Bacillus subtilis trp Leader RNA: RNase J1 endonuclease cleavage specificity and PNPase processing

Abstract

In the presence of ample tryptophan, transcription from the Bacillus subtilis trp operon promoter terminates to give a 140-nucleotide trp leader RNA. Turnover of trp leader RNA has been shown to depend on RNase J1 cleavage at a single-stranded, AU-rich region just upstream of the 3' transcription terminator. The small size of trp leader RNA and its strong dependence on RNase J1 cleavage for decay make it a suitable substrate for analyzing the requirements for RNase J1 target site specificity. trp leader RNAs with nucleotide changes around the RNase J1 target site were more stable than wild-type trp leader RNA, showing that sequences on either side of the cleavage site contribute to RNase J1 recognition. An analysis of decay intermediates from these mutants suggested limited 3'-to-5' exonuclease processing from the native 3' end. trp leader RNAs were designed that contained wild-type or mutant RNase J1 targets elsewhere on the molecule. The presence of an additional RNase J1 cleavage site resulted in faster RNA decay, depending on its location. Addition of a 5' tail containing 7 A residues caused destabilization of trp leader RNAs. Surprisingly, addition at the 5' end of a strong stem loop structure that is known to stabilize other RNAs did not result in a longer trp leader RNA half-life, suggesting that the RNase J1 cleavage site may be accessed directly. In the course of these experiments, we found evidence that polynucleotide phosphorylase processivity was inhibited by a GCGGCCGC sequence.

FIGURE 1.

A, schematic diagram of trp leader RNA, showing structural features and location of primary RNase J1 cleavage site.
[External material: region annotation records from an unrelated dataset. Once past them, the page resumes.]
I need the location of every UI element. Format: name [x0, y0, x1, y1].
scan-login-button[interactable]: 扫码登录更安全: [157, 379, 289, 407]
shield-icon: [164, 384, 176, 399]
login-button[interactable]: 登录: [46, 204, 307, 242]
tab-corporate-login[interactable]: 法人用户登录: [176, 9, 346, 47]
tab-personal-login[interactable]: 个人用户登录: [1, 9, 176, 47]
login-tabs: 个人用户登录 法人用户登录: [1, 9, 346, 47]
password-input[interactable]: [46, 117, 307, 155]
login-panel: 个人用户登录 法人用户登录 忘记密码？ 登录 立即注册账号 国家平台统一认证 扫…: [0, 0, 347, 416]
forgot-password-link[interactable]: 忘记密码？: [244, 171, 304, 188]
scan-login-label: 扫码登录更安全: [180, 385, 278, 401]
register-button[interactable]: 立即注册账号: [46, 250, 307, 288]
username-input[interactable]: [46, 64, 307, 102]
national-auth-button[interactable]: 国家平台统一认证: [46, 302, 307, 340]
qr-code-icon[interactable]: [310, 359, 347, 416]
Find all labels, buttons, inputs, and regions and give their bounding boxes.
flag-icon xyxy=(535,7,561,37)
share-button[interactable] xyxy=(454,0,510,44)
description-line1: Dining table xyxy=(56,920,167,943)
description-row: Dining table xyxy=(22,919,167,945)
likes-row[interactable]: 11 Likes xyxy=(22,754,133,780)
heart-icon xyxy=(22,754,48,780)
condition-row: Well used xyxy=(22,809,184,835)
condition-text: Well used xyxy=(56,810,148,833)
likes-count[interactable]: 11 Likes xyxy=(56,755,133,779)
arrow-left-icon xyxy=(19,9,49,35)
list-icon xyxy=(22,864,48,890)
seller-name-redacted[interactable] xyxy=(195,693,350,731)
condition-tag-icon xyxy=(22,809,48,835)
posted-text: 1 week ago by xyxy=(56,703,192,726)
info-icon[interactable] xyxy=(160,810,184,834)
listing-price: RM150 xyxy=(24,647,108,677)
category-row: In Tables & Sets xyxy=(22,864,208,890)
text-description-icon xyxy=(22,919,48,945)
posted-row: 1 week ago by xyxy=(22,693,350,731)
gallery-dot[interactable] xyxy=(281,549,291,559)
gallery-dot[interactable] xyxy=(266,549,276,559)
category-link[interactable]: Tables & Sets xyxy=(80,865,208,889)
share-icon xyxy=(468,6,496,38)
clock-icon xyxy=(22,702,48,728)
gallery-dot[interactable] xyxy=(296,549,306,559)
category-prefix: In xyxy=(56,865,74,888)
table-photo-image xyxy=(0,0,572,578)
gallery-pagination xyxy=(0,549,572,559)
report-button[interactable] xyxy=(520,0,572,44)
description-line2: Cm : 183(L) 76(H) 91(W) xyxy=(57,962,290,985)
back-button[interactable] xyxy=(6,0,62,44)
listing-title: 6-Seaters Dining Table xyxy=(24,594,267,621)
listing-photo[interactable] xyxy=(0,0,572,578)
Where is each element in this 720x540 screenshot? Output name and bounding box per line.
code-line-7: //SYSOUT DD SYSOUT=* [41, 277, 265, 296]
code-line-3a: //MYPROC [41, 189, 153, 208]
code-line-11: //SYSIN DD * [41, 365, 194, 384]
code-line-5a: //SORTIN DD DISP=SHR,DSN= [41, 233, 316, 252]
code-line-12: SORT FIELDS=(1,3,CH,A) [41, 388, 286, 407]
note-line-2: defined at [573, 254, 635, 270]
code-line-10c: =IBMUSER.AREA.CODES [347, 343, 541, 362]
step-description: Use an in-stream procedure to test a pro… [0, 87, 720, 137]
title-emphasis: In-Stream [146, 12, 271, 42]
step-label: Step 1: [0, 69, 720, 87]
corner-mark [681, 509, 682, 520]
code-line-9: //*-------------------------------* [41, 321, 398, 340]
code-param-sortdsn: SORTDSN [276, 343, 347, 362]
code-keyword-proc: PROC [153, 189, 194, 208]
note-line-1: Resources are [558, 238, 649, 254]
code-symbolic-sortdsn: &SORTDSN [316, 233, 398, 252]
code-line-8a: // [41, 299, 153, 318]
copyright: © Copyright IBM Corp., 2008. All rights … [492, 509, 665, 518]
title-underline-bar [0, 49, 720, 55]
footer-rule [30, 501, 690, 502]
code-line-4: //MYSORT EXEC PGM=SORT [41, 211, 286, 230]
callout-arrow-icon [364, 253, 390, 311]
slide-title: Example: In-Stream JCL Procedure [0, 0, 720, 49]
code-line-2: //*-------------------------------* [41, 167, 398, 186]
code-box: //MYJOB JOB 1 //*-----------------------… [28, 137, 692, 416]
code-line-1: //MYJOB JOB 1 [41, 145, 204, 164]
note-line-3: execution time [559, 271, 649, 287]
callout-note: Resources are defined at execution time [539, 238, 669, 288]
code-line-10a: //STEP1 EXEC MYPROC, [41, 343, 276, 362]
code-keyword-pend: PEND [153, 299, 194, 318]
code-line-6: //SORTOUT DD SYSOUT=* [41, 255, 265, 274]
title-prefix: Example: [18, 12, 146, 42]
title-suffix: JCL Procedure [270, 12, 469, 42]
B, Northern blot analysis of trp leader RNA in wild-type and RNase J1 conditional mutant strains grown in the presence of 1 mm IPTG. Time after rifampicin addition (min) is indicated above each lane. Migration of the 136-nt marker (lane M) is indicated at left. Semi-log plot of % RNA remaining versus time is shown at right. Open triangles, wild type; closed squares, RNase J1 mutant.

FIGURE 2.

A, trp leader RNA sequence, showing mutations in the RNase J1 target site. Extent of complementarity of 5′ end-labeled probes to sequences near the 5′ and 3′ ends is indicated. Below the trp leader RNA schematic is shown the wild-type and mutant sequences of the RNase J1 target site. Half-lives of each RNA (min) are shown. The major site of RNase J1 cleavage after nt 101 is indicated by the arrowhead. B–D, Northern blot analysis of wt and mutant trp leader RNA, using probe 1 on low-resolution (B) and high-resolution (D) blots, and probe 2 (C). FL, full-length trp leader RNA. Leftmost lane (M) in B and C contained 5′ end-labeled TaqI fragments of plasmid pSE420 DNA (35), and the sizes of these fragments are indicated on the left. Sequencing ladder in D was generated on M13mp18 single-stranded DNA. Sizes of RNA bands detected by probe 1 in D and discussed in the text are indicated on the right. In B and D, the 101-nt upstream product of RNase J1 cleavage is indicated by the caret.

FIGURE 3.

trp leader RNA mutant constructs. Open rectangle denotes RNase J1 target site, nt 96–103. Filled rectangle denotes target site mutated to contain the NotI sequence. The asterisk in RNAs A5, B5, and C5 indicates accumulation of small decay intermediate consisting of 5′ proximal sequence. Half-life of each RNA (average of at least three independent experiments, with S.D.) is shown to the right of the schematic. ND, not done.

FIGURE 4.

A, half-life of ∼50-nt processing intermediate (arrow) in the RNA with the upstream NotI site (RNA A5). B, sizing of the ∼50-nt RNA on a high-resolution gel by Northern blot analysis of in vivo RNA isolated from strain carrying RNA A5 (left) and after PNPase processing in vitro (right). The in vitro samples were incubated without (−) or with (+) PNPase. C, comparison of amount of full-length (FL) and ∼50-nt processing intermediate (arrow) in A5 and A6 RNAs. D, in vitro PNPase activity on trp leader RNAs without and with the upstream NotI sequence. Sizes of full-length substrates (114 nt for wild-type, 127 nt for RNA A5) are indicated, as well as the approximate size of the PNPase digestion product for the RNA with the upstream NotI sequence. The control lane C contained no added PNPase. Above each lane is indicated time (min) after PNPase addition.

FIGURE 5.

Steady state pattern of selected trp leader RNAs. Full-length (FL) and processed products detected by probe 1 in strains carrying the construct indicated above each lane.